LITUS BELOTENNIAS 3888

Uisse Uidne Lugeue, Malami Tu !

HEZ 'ZO ? Hezh a zo !

Ecoutez, fidèles, la Leçon du Ciel.

LITUS BELOTENNIAS en vieux-celtique cette célébration que l’on nomme BELOTENNIA en celtique ancien et Lid Beldan en breton actuel, représente les "Rituel des Feux de Belios"..

Deux grandes fêtes marquent et rythment l’année celtique laquelle s’ouvre au dernier quartier lunaire suivant l’équinoxe d’automne, c’est-à-dire au commencement de la période obscure de l’année, cela étant conforme aux traditions cosmologiques et religieuses des druides, selon lesquelles toute existence est issue de la Mort. Il s’ensuit que Samonios, qui désigne cette fête, est le jour de l’An, ou mieux la "Nuit de l’An", et ce depuis nos plus lointains ancêtres.

La cérémonie de Belotennia, que nous célébrons aujourd’hui, est le pendant de Samonios en mode lumineux. Belotennia, forme celtique ancienne du nom de cette fête, plus connue sous sa forme bretonne Beldan,"Feu de Beli", est un temps de renouveau physique et spirituel. A cette époque de l’année s’achèvent les semailles de printemps, et le soleil - quand il y en a - annonce l’été qui s’avance.

Placé sous le signe du Feu, l’un des deux grands éléments de maîtrise du Monde, avec l’Eau, cette fête agraire et guerrière revêt un caractère solaire prononcé, caractère duquel on attend chaleur et luminescence pour faire lever les graines ensevelies et jaillir leur floraison de vie nouvelle.

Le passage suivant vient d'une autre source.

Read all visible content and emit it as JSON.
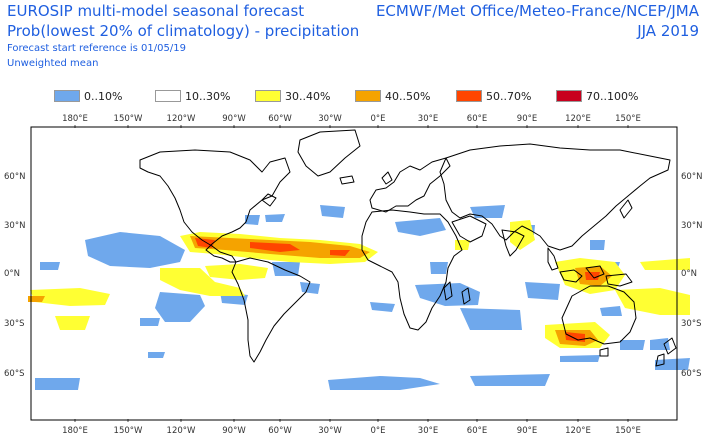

Rayonnement solaire et énergie du feu font naître trop-plein de force et vigueur dans les reins des guerriers et des bêtes, et procure bonne croissance aux plantes.

Il est de règle à Belotennia de faire passer tout le bétail, richesse principale des Celtes, entre deux grands feux purificateurs afin de les préserver des maladies de l’année.

Le sacrifice rend la force végétative à la Terre, le rituel de la Vieille est identique à celui de la dernière gerbe.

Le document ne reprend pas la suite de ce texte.